Different concentrations (0.03, 0.06, 0.125, 0.25, 0.50, and 1.00 mM of Fe³⁺) of HA@PFG NPs were prepared at pH 7.4 (or pH 5.5 and pH 6.5) for the in vitro MRI phantom study. Longitudinal relaxation times (T1) were measured at 298 K on a Bruker 7.0 T scanner to calculate the relaxation rate.
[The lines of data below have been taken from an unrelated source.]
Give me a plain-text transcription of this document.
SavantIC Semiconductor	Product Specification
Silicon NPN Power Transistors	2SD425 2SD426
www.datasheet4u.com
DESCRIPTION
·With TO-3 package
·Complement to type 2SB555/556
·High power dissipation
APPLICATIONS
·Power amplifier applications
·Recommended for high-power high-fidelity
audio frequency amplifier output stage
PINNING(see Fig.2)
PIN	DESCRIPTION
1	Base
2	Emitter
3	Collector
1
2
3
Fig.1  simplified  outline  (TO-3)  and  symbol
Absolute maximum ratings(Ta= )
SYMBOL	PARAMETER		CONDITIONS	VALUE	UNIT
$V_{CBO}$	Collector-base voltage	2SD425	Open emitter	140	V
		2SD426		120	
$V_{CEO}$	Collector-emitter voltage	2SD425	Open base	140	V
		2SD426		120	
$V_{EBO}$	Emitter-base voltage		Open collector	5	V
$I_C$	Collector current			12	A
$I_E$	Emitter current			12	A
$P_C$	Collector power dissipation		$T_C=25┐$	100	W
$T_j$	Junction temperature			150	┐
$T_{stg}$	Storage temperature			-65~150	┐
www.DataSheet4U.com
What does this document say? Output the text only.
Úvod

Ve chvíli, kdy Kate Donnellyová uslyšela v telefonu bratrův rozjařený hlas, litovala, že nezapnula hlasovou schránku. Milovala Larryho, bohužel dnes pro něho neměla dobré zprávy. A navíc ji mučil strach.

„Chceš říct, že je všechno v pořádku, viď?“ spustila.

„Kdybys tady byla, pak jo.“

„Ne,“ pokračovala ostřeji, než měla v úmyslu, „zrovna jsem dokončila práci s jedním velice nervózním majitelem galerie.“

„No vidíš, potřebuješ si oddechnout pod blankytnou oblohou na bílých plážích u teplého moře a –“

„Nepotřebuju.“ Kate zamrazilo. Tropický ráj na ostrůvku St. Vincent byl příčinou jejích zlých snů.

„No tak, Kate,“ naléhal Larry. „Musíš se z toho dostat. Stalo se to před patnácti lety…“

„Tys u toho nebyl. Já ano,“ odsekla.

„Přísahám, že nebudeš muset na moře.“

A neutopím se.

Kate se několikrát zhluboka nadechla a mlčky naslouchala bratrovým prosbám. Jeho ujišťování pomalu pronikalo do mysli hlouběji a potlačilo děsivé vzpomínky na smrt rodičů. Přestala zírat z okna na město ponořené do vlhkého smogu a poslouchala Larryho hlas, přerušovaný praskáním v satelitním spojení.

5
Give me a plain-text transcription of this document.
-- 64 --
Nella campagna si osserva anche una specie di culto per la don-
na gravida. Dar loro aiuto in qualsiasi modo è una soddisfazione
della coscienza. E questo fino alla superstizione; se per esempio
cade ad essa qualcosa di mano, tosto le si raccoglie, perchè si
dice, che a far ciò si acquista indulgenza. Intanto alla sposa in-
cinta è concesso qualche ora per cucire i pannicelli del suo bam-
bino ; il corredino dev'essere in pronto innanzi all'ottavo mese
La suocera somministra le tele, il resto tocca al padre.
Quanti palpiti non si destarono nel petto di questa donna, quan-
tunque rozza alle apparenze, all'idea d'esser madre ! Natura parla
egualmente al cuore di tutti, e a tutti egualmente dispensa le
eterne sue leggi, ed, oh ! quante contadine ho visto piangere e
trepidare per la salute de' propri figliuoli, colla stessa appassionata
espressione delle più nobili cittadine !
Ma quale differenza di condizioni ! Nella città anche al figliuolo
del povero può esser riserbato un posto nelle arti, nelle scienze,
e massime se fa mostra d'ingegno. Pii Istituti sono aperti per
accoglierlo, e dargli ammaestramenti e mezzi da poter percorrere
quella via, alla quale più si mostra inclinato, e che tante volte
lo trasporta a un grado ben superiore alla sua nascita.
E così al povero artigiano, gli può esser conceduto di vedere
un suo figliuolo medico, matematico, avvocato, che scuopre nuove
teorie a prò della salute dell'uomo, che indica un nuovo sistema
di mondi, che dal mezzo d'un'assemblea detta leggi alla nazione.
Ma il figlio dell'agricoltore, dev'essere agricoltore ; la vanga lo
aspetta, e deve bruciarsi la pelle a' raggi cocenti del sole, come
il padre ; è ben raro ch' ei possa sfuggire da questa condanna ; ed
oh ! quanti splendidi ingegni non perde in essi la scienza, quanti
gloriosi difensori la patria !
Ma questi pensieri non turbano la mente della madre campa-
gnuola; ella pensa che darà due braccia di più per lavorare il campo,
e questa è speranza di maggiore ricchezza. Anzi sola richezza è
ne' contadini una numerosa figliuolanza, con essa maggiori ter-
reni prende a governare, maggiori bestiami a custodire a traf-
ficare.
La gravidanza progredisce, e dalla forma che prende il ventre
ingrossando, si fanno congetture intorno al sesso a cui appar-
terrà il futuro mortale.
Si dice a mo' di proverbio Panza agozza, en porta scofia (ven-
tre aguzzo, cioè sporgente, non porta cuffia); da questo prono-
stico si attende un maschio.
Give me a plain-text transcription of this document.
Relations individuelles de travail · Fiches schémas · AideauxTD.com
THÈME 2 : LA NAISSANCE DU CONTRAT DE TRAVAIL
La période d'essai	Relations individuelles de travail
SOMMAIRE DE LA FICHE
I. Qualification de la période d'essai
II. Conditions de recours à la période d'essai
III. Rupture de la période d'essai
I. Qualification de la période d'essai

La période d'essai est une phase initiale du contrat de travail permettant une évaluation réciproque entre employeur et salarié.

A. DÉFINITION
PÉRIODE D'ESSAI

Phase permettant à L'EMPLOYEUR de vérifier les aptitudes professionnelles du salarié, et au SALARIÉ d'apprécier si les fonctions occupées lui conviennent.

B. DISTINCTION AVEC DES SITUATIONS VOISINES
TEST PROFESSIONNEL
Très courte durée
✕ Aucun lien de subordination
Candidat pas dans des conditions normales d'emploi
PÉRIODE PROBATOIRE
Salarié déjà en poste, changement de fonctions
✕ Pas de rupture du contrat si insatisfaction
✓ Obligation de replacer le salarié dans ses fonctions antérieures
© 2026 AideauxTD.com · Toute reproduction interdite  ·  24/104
In Vivo Antitumor Efficacy

An in vivo patient‐derived xenograft (PDX) model was established to examine the therapeutic effect of HA@PFG NPs. Treatment started when tumor volume reached 70 mm³, the body weight and tumor volume of each mouse were monitored daily during treatment. Mice were sacrificed after treatment initiation, blood, tumor tissue and major organs (heart, liver, spleen, kidneys, and lung) were collected for further analysis.

Statistical Analysis

Data were analyzed using GraphPad Prism 8.0 by ordinary one‐way analysis of variance (ANOVA) and presented as mean ± sd. The significance of differences between two groups was analyzed using Student's t‐test. P values less than 0.05 were considered statistically significant (*P < 0.05, **P < 0.01, ***P < 0.001); ns indicates no significant difference.

Conflict of Interest

The authors declare no conflict of interest.

Author Contributions

G.L.S.S. and J.T. contributed equally to this work. GL synthesized all the compounds mentioned in this article. GL and SS analyzed and interpreted the data. PL, ZY and XW provided quality control. GL, JT, KL, and ZF conducted cell experiments. GL, LH, QL, FF, HF, MZ, ZM, and RS performed animal experiments. GL wrote the manuscript with input from all co‐authors. ZY supervised the overall research. RS, ZM, and MZ conceived the project, designed the experiments, and revised the manuscript. All authors read and approved the final manuscript.

Supporting information

Supporting Information

Li G., Shi S., Tan J., He L., Liu Q., Fang F., Fu H., Zhong M., Mai Z., Sun R., Liu K., Feng Z., Liang P., Yu Z., Wang X., Highly Efficient Synergistic Chemotherapy and Magnetic Resonance Imaging for Targeted Ovarian Cancer Therapy Using Hyaluronic Acid‐Coated Coordination Polymer Nanoparticles. Adv. Sci. 2024, 11, 2309464. 10.1002/advs.202309464

Data Availability Statement

The data that support the findings of this study are available from the corresponding author upon reasonable request.